Obtaining dataset large enough to be reflective of global traffic would
be a herculean task in itself. Consider also that you can't have the
users help you out with "this is spam" and "this is not-spam" buttons...
Just ask anyone that has an AOL feedback loop, the users often
misreport ham as spam, and possibly even spam as ham.

> For this reason I started some time ago a discussion about another
> (likely better) approach of measuring FP rates (see thread "next
> generation Hamtrap" in NANAE). This might be the "sane data" Matthew
> tried to remember, but please correct me if I'm wrong.
>
> The concept of this hamtrap is implemented, but I didn't spend time
> until now to feed it with real data (i.e. mailing lists). However,
> this discussion increases my motivation to do so.
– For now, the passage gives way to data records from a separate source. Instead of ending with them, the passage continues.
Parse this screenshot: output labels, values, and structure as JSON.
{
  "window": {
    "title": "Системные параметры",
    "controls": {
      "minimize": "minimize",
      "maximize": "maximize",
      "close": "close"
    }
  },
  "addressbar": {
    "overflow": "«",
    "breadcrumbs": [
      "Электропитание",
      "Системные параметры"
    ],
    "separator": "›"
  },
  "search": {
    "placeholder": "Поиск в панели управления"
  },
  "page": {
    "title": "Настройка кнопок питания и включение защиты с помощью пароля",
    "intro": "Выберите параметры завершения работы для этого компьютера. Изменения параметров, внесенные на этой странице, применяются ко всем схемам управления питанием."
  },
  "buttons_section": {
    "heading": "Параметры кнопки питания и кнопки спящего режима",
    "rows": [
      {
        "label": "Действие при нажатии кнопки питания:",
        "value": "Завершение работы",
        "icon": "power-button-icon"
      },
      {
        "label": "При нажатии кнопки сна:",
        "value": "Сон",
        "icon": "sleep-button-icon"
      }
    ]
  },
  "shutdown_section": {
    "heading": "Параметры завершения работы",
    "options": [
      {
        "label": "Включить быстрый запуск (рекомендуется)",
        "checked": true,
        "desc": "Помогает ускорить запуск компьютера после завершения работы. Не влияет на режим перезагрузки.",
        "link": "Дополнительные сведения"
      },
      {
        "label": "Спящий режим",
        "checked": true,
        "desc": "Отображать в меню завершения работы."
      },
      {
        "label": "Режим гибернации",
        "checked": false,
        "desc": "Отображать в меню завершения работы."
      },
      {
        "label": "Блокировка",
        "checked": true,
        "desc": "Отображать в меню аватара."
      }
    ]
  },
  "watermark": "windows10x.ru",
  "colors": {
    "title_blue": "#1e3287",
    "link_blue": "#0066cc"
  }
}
Once useful FP data
> is available (might be end of August), I'll proceed to the next step:
> building up such a DNSBL valuation system as you described.
>

I would need to review that thread before commenting on it fully, but my
belief is that mailing list traffic wouldn't be representative of "real
world" email use. This is just a guess on my part, but I would believe
that most email users don't subscribe to anything that most here would
describe as a "mailing list"

SgtChains

huey.c...@gmail.com

Aug 7, 2007, 4:44:16 PM8/7/07
to
Larry M. Smith <SgtChains-...@fahq2.com> wrote:
> Obtaining dataset large enough to be reflective of global traffic
> would be a herculean task in itself. Consider also that you can't
> have the users help you out with "this is spam" and "this is not-spam"
> buttons...
> Just ask anyone that has an AOL feedback loop, the users often
> misreport ham as spam, and possibly even spam as ham.

Not strictly true. Yes, the end-users are wrong, but they're wrong at
fairly predictable rates. AOL has never released their acceptable
margins, but at the last FTC forum, Sender Score Certified indicated
that their acceptable complaint rates were something like "between 0.4%
and 2.9%", if I recall correctly. Jon Praed pointed out (and correctly)
that "ten million people can't be wrong". If you make it easy for your
users to give you feedback, they will, and regardless of the inherent
untrustworthiness of any single end-user complaint, if you get hundreds
or thousands of complaints all from different users, that's a pretty
reliable indicator for "somethin wrong with mail from these guys", and
that is a VITAL piece of information for determining ham vs. spam.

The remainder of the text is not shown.